This study aimed to determine the prevalence of GDM amongst black South African women, describe GDM-associated risk factors and clinical management, and evaluate the efficacy of the fasting plasma glucose reading in diagnosing GDM.


A cross-sectional screening study was performed. Pregnant women were recruited from the Chris Hani Baragwanath Academic Hospital in Johannesburg.
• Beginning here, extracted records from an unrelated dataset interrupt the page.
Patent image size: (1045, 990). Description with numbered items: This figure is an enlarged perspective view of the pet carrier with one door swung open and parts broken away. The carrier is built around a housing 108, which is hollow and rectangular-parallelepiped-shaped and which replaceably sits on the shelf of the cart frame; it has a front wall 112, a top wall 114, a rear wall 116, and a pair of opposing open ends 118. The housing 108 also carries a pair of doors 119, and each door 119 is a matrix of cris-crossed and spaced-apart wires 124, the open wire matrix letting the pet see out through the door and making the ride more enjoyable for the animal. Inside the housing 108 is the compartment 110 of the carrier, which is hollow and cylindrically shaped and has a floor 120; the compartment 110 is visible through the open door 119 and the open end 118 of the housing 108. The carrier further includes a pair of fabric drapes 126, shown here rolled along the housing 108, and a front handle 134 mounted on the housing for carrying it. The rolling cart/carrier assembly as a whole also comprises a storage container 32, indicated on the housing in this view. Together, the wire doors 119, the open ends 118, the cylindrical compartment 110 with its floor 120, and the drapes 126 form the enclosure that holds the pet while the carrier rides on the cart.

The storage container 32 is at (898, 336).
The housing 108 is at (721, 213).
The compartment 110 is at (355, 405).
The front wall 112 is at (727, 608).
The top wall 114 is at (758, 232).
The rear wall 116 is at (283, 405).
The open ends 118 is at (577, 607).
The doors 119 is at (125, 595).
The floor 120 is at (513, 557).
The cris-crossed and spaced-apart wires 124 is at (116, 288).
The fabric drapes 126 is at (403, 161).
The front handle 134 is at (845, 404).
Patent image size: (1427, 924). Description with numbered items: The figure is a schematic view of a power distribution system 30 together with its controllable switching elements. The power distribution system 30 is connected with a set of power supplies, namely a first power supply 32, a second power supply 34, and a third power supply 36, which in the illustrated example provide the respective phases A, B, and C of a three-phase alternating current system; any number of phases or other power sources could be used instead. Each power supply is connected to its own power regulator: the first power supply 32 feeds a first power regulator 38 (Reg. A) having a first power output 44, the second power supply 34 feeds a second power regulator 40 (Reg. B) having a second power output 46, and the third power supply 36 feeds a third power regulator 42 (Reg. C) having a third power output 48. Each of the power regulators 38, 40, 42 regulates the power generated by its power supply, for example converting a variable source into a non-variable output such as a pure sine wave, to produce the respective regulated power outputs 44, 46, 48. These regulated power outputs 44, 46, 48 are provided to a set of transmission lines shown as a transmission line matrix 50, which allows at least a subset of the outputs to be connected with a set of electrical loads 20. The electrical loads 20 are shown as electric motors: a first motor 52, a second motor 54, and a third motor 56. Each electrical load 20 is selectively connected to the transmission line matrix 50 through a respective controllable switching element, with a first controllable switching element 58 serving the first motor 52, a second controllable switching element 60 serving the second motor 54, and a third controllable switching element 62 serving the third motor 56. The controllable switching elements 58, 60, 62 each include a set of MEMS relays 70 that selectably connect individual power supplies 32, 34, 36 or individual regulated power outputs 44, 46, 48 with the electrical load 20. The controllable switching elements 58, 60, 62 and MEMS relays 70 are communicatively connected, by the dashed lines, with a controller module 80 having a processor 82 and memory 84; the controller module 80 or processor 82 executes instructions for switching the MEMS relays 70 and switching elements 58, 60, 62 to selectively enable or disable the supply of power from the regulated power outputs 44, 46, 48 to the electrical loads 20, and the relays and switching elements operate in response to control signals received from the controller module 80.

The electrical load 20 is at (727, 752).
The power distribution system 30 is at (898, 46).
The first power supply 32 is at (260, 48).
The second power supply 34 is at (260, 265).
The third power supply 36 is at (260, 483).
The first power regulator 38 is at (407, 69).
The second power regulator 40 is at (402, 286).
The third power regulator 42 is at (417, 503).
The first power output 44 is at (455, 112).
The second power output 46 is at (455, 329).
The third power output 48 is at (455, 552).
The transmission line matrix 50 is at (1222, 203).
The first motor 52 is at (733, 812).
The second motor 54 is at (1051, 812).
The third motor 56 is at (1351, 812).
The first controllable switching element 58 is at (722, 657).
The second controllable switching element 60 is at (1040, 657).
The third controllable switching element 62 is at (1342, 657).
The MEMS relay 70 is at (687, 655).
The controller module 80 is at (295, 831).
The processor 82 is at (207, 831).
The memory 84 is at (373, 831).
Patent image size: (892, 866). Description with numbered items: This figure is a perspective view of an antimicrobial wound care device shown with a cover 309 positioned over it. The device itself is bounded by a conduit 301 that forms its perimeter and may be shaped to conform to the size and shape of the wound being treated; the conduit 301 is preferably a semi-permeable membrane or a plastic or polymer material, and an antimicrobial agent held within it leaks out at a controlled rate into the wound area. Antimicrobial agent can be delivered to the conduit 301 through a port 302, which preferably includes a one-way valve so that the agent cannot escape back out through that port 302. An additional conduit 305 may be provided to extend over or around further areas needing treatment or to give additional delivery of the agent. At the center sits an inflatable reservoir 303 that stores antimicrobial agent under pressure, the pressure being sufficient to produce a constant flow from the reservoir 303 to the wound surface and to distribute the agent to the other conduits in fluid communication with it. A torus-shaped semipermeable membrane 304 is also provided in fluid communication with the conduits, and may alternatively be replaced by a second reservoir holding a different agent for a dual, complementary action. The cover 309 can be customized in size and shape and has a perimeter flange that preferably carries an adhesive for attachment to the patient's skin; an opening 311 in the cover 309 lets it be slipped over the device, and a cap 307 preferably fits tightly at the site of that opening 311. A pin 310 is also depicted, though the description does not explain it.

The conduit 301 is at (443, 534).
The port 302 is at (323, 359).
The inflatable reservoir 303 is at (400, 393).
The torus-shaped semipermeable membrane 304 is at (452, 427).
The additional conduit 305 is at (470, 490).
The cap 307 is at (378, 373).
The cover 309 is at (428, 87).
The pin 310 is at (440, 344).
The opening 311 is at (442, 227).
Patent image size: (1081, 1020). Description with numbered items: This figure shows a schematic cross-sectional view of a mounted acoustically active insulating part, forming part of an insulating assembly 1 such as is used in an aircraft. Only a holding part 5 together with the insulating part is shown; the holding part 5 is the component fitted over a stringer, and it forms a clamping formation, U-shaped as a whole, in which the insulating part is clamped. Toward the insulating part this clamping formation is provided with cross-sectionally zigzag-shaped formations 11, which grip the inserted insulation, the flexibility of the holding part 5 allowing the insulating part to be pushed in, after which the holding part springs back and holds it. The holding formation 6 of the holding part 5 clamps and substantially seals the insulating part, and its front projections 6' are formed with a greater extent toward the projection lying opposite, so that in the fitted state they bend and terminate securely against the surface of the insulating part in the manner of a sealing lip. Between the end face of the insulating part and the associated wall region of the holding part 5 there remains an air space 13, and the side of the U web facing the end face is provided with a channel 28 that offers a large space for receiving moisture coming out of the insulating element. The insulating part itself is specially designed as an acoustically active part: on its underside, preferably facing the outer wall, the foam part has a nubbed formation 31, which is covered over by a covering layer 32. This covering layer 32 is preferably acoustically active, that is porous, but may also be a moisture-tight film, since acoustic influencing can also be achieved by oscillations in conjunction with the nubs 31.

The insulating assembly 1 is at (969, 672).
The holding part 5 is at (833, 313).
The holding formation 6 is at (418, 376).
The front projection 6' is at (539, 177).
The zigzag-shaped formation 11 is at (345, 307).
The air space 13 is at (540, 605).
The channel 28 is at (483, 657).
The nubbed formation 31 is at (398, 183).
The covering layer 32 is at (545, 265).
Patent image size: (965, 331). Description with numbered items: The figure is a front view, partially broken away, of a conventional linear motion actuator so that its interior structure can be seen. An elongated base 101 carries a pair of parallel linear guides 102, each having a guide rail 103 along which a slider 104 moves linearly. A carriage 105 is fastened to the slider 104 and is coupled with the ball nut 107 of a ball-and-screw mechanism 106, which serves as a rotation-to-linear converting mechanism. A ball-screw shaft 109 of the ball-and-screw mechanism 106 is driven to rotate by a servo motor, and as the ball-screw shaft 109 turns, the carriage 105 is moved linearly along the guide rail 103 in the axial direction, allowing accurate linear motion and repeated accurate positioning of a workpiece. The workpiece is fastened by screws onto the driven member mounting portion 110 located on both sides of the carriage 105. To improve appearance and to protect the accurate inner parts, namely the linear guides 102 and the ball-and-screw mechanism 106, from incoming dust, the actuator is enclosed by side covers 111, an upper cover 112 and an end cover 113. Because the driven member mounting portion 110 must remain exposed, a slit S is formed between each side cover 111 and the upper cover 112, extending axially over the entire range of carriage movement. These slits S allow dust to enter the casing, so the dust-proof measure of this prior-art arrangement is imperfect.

A total of 1906 women underwent a two-hour 75 g oral glucose tolerance test at 24-28 weeks gestation. The World Health Organization’s 2013 criteria were used to diagnose GDM.


A total of 174/1906 (9.1% (95% confidence interval (CI) 7.9, 10.5)) women were diagnosed with GDM. These women had significantly higher weights and body mass indexes (BMIs), were significantly older, of higher household socioeconomic status, more likely to report a family history of diabetes, and more likely to be diagnosed with anaemia than women without GDM. An age of ≥ 35 years, BMI ≥ 30 kg/m2, and a family history of diabetes were significant risk factors. The fasting plasma glucose reading had a high sensitivity (83.3% (95% CI 77.0, 88.5)) in diagnosing GDM and 56.9% of the women with GDM were managed by diet therapy alone.


This is the largest GDM prevalence study in South Africa to date. A diagnosis of GDM increases the risk of both mother and child developing Type 2 diabetes which causes further health complications, decreases longevity and burdens a country’s healthcare system. Therefore, a GDM prevalence of 9.1% is concerning and warrants further discussion around current GDM screening policies.